La sécurité routière incite les jeunes usagers à se former avec la mise en place du “Savoir Rouler à Vélo”, un apprentissage en 10 heures. Cette mesure, reprise dans le cadre du Plan Vélo (2018), permet aux jeunes collégiens de posséder une attestation pour se rendre seul au collège à bicyclette.
François Fatoux estime que cette formation est insuffisante : “Quand on lit ce plan, votre enfant qui rentre en sixième, peut aller au collège à vélo car on a tellement fait pour lui à l'école élémentaire. Non, absolument pas ! ” Il est impensable pour le formateur, de laisser un pré-adolescent en toute autonomie sur la route : “À l’école primaire, il faut détecter les enfants qui ne savent pas faire du vélo et les autres, il faut développer leur adresse. On poursuit au collège et aux alentours de 14 ans, et seulement quand on a vérifié que l’enfant a suffisamment d’adresse et qu’il connaît les dangers, alors on peut le laisser partir seul.”

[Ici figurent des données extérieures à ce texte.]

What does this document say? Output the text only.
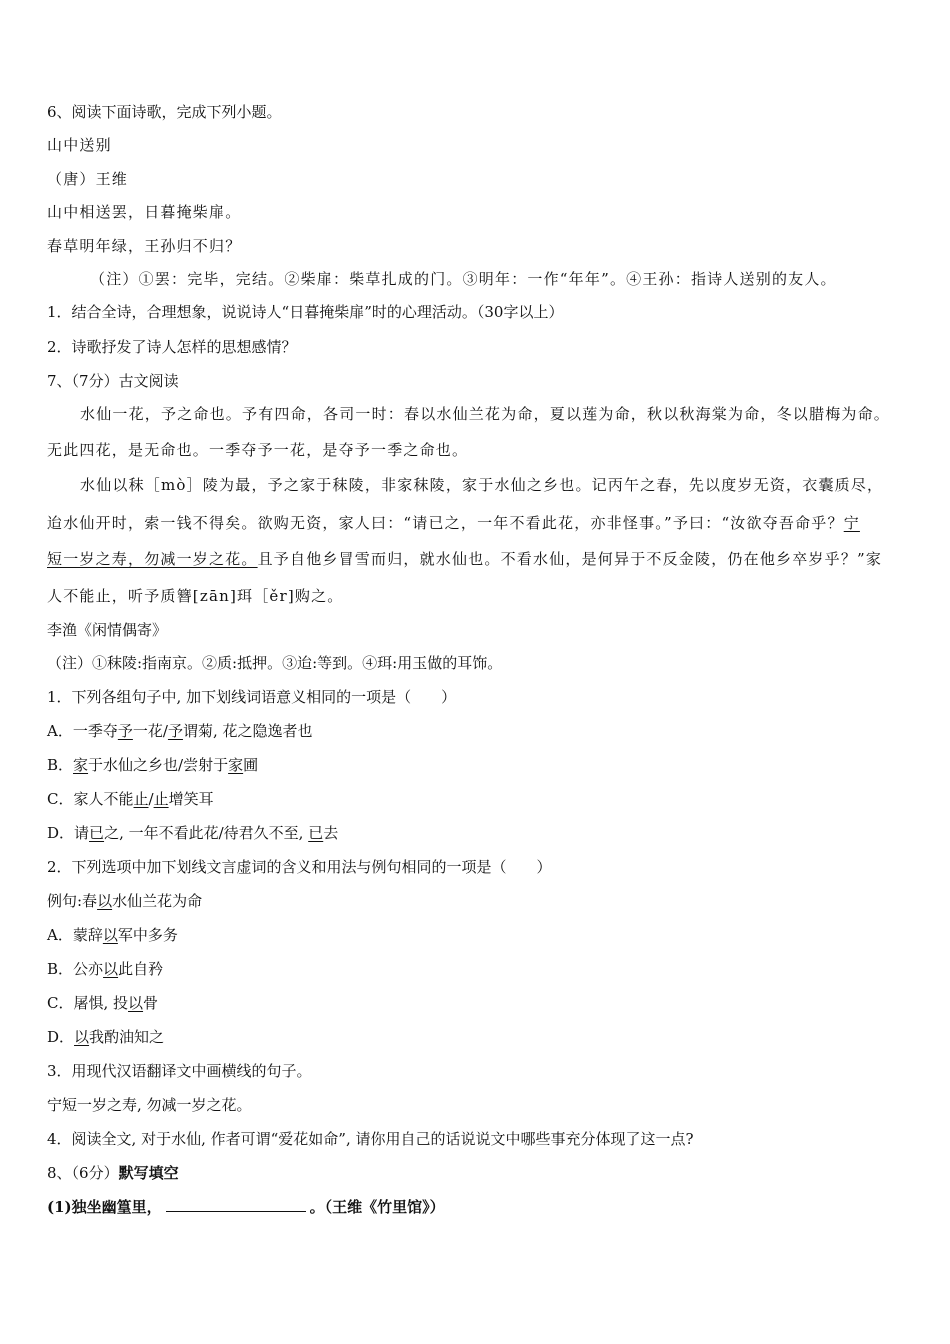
6、阅读下面诗歌，完成下列小题。
山中送别
（唐）王维
山中相送罢，日暮掩柴扉。
春草明年绿，王孙归不归？
（注）①罢：完毕，完结。②柴扉：柴草扎成的门。③明年：一作“年年”。④王孙：指诗人送别的友人。
1．结合全诗，合理想象，说说诗人“日暮掩柴扉”时的心理活动。（30字以上）
2．诗歌抒发了诗人怎样的思想感情？
7、（7分）古文阅读
水仙一花，予之命也。予有四命，各司一时：春以水仙兰花为命，夏以莲为命，秋以秋海棠为命，冬以腊梅为命。
无此四花，是无命也。一季夺予一花，是夺予一季之命也。
水仙以秣［mò］陵为最，予之家于秣陵，非家秣陵，家于水仙之乡也。记丙午之春，先以度岁无资，衣囊质尽，
迨水仙开时，索一钱不得矣。欲购无资，家人曰：“请已之，一年不看此花，亦非怪事。”予曰：“汝欲夺吾命乎？宁
短一岁之寿，勿减一岁之花。且予自他乡冒雪而归，就水仙也。不看水仙，是何异于不反金陵，仍在他乡卒岁乎？”家
人不能止，听予质簪[zān]珥［ěr]购之。
李渔《闲情偶寄》
（注）①秣陵:指南京。②质:抵押。③迨:等到。④珥:用玉做的耳饰。
1．下列各组句子中, 加下划线词语意义相同的一项是（　　）
A．一季夺予一花/予谓菊, 花之隐逸者也
B．家于水仙之乡也/尝射于家圃
C．家人不能止/止增笑耳
D．请已之, 一年不看此花/待君久不至, 已去
2．下列选项中加下划线文言虚词的含义和用法与例句相同的一项是（　　）
例句:春以水仙兰花为命
A．蒙辞以军中多务
B．公亦以此自矜
C．屠惧, 投以骨
D．以我酌油知之
3．用现代汉语翻译文中画横线的句子。
宁短一岁之寿, 勿减一岁之花。
4．阅读全文, 对于水仙, 作者可谓“爱花如命”, 请你用自己的话说说文中哪些事充分体现了这一点?
8、（6分）默写填空
(1)独坐幽篁里，	。（王维《竹里馆》）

Finalement, pour lutter contre les accidents, la sécurité routière s’attache principalement à diffuser des messages de sensibilisation, incitant les cyclistes à mieux s’équiper. Cette communication s’apparente à du “victim blaming” pour Stein van Oosteren. “Vous pouvez mettre tous les gilets du monde, vous pouvez mettre tous les casques sur la tête, ça ne va pas vous rendre visible dans un angle mort et ça ne va pas vous sauver des camions qui vous roulent dessus.”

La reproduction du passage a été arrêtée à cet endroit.